Da macht es rein gar nichts, dass Donald Trump in fast keiner Hinsicht dem Idealbild eines amerikanischen Christen entspricht: er ist in seiner Sprache zuweilen obszön, mehrfach geschieden und kein praktizierendes Mitglied einer christlichen Kirche. Auch mit seiner Bibelkenntnis ist es nicht weit her: auf die Bemerkung eines Fernsehjournalisten, ob er mehr dem Alten oder Neuen Testament zugeneigt sei, antwortete er, das er sie beide gut finde. Die Frage nach der für ihn wichtigsten Bibelstelle tat er mit den Worten ab: „Das ist zu persönlich, darüber möchte ich nicht reden.“
Gleichwohl genießt Donald Trump ein Ansehen bei fundamentalistischen Christen in den USA, wie schon lange kein Präsident mehr vor ihm. Er gilt als Beschützer und Retter einer Gruppe, die sich in immer stärkerem Maße von außen bedroht fühlt. Und die nun endlich jemanden an ihrer Seite hat, der sich vorbehaltlos für sie und ihre untergehende Welt einsetzt.

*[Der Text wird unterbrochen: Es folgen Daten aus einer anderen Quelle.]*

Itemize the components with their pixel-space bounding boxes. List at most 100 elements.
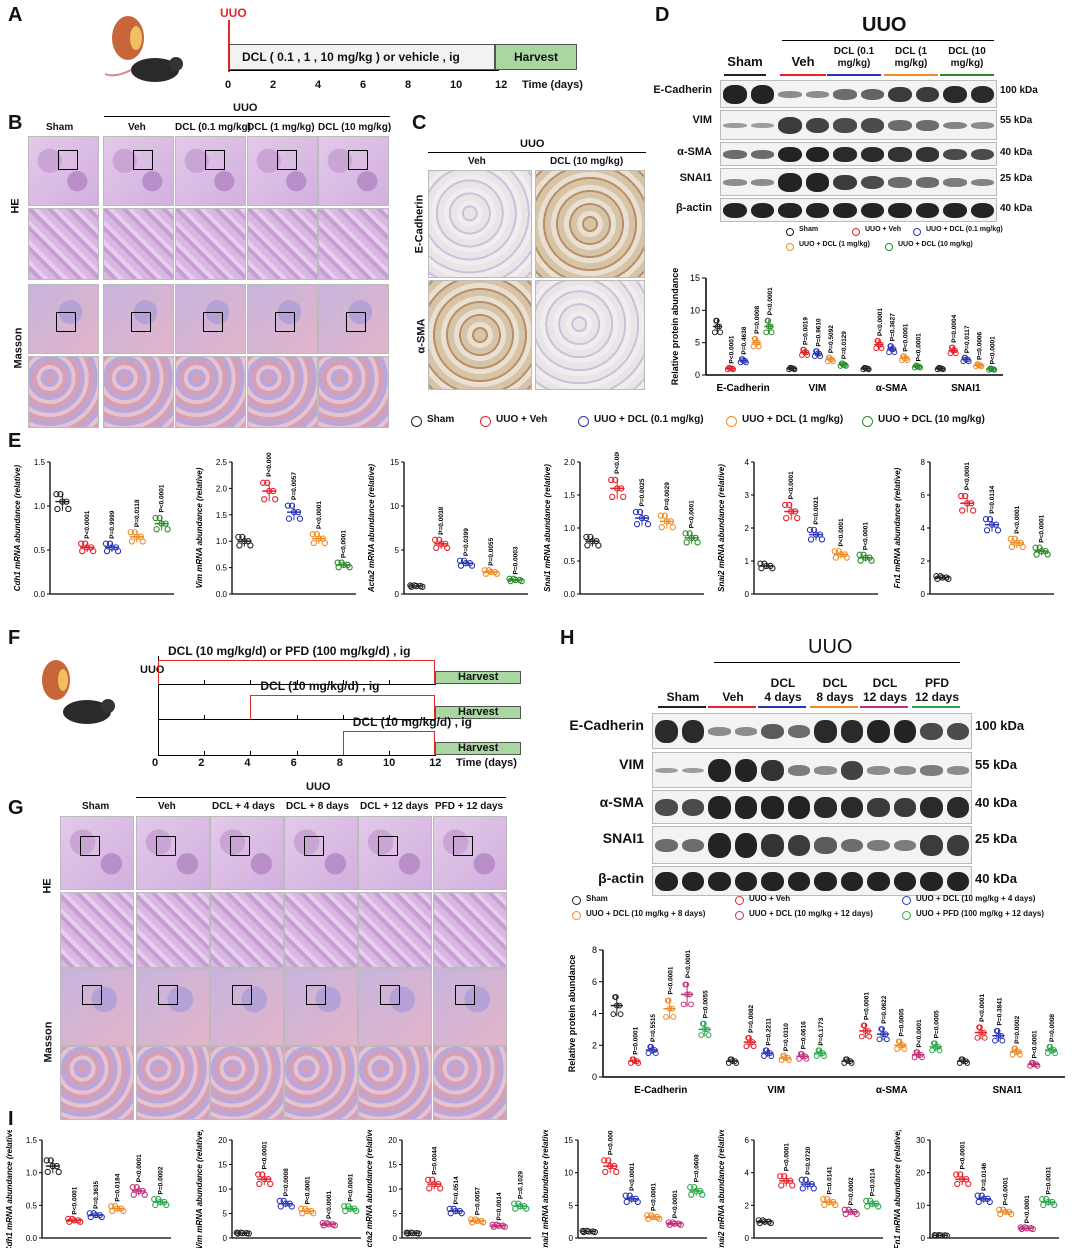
data-point xyxy=(1009,1051,1016,1058)
p-value: P<0.0001 xyxy=(84,510,91,538)
blot-band xyxy=(681,838,704,853)
blot-band xyxy=(787,765,810,776)
data-point xyxy=(768,329,775,336)
data-point xyxy=(501,1223,508,1230)
data-point xyxy=(65,1215,72,1223)
y-tick-label: 1.0 xyxy=(26,1169,38,1178)
y-tick-label: 6 xyxy=(592,977,597,987)
blot-band xyxy=(893,766,916,775)
p-value: P=0.0008 xyxy=(283,1168,290,1196)
data-point xyxy=(900,1042,907,1049)
data-point xyxy=(729,365,736,372)
p-value: P=0.0608 xyxy=(693,1154,700,1182)
timeline-tick-f xyxy=(158,715,159,720)
data-point xyxy=(583,533,590,541)
y-tick-label: 5 xyxy=(569,1201,574,1210)
y-tick-label: 1.0 xyxy=(216,537,228,546)
histology-image-g xyxy=(60,968,134,1046)
data-point xyxy=(298,1205,305,1213)
blot-row-label: SNAI1 xyxy=(602,830,644,846)
data-point xyxy=(276,1197,283,1205)
blot-band xyxy=(840,720,863,743)
data-point xyxy=(239,1229,246,1237)
data-point xyxy=(783,514,790,522)
data-point xyxy=(727,1056,734,1063)
y-axis-label: Fn1 mRNA abundance (relative) xyxy=(893,467,902,588)
data-point xyxy=(601,1157,608,1164)
zoom-box-g xyxy=(80,836,100,856)
data-point xyxy=(595,542,602,549)
data-point xyxy=(86,1210,93,1217)
data-point xyxy=(614,485,621,492)
p-value: P=0.0134 xyxy=(989,485,996,513)
data-point xyxy=(943,1232,950,1239)
data-point xyxy=(1028,1059,1035,1066)
data-point xyxy=(813,1053,820,1059)
data-point xyxy=(669,1005,676,1012)
data-point xyxy=(1030,1061,1037,1068)
group-label-d: Veh xyxy=(791,54,815,69)
data-point xyxy=(876,1036,883,1043)
blot-band xyxy=(867,871,890,892)
zoom-box-g xyxy=(378,836,398,856)
data-point xyxy=(684,991,691,998)
data-point xyxy=(353,1207,360,1215)
data-point xyxy=(618,485,625,492)
column-header-g: PFD + 12 days xyxy=(435,801,504,812)
data-point xyxy=(975,362,982,369)
category-label: VIM xyxy=(808,383,826,394)
data-point xyxy=(680,1001,687,1008)
chart-E2: 0.0 0.5 1.0 1.5 2.0 2.5 Vim mRNA abundance (re… xyxy=(195,452,356,599)
data-point xyxy=(857,557,864,564)
blot-strip xyxy=(652,713,972,749)
time-ticks-f: 0 2 4 6 8 10 12 xyxy=(152,757,482,771)
y-tick-label: 2 xyxy=(921,557,926,566)
data-point xyxy=(135,1187,142,1195)
blot-band xyxy=(805,146,829,163)
tick-a: 4 xyxy=(315,79,322,91)
data-point xyxy=(864,365,871,372)
zoom-box-b xyxy=(348,150,368,170)
data-point xyxy=(487,568,494,576)
p-value: P<0.0001 xyxy=(347,1173,354,1201)
data-point xyxy=(426,1185,433,1192)
data-point xyxy=(481,567,488,574)
data-point xyxy=(864,1203,871,1210)
data-point xyxy=(245,1230,252,1237)
treatment-bracket-f xyxy=(158,660,436,684)
time-label-f: Time (days) xyxy=(456,757,517,769)
data-point xyxy=(701,1026,708,1033)
p-value: P=0.0008 xyxy=(754,305,761,333)
data-point xyxy=(887,343,894,349)
data-point xyxy=(767,323,774,330)
kda-label: 100 kDa xyxy=(1000,85,1038,96)
blot-band xyxy=(893,719,916,744)
data-point xyxy=(984,1195,991,1202)
histology-image-g xyxy=(433,892,507,968)
data-point xyxy=(290,509,298,516)
blot-strip xyxy=(652,752,972,788)
group-underline-d xyxy=(724,74,766,76)
kidney-mouse-illustration-a xyxy=(104,16,183,82)
data-point xyxy=(649,1047,655,1053)
data-point xyxy=(996,1206,1003,1213)
y-tick-label: 2 xyxy=(592,1040,597,1050)
zoom-box-g xyxy=(230,836,250,856)
blot-band xyxy=(723,202,747,219)
blot-band xyxy=(787,834,810,857)
data-point xyxy=(826,354,832,361)
blot-band xyxy=(787,871,810,892)
data-point xyxy=(282,1200,289,1207)
blot-row-label: SNAI1 xyxy=(679,172,712,184)
p-value: P<0.0001 xyxy=(877,308,884,336)
data-point xyxy=(642,514,650,522)
data-point xyxy=(952,350,959,357)
data-point xyxy=(636,508,644,516)
zoom-box-g xyxy=(304,836,324,856)
p-value: P<0.0001 xyxy=(650,1183,657,1211)
data-point xyxy=(57,491,64,498)
histology-image-g xyxy=(210,968,284,1046)
data-point xyxy=(974,1034,981,1041)
data-point xyxy=(763,562,770,570)
data-point xyxy=(609,493,616,500)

Der Kyros-Vergleich macht es dabei leicht, ihn einzuordnen, ihm sämtliche Verfehlungen durchgehen zu lassen. Auch Kyros war ein Machtmensch, der es mit dem Glauben nicht allzu ernst nahm. Aber seine Mission war über jeden Zweifel erhaben.
So ist das auch mit Donald Trump, den viele Evangelikale in den USA schlicht für ein Werkzeug Gottes halten, einen Gesalbten, der endlich Schluss macht mit der Aufweichung moralischer Werte und der Liberalisierung sämtlicher Gesellschaftsbereiche. Dass er sich dabei seiner ganz eigenen Methoden bedient, wird billigend in Kauf genommen.
Wo gehobelt wird, da fallen Späne, das war schon immer so.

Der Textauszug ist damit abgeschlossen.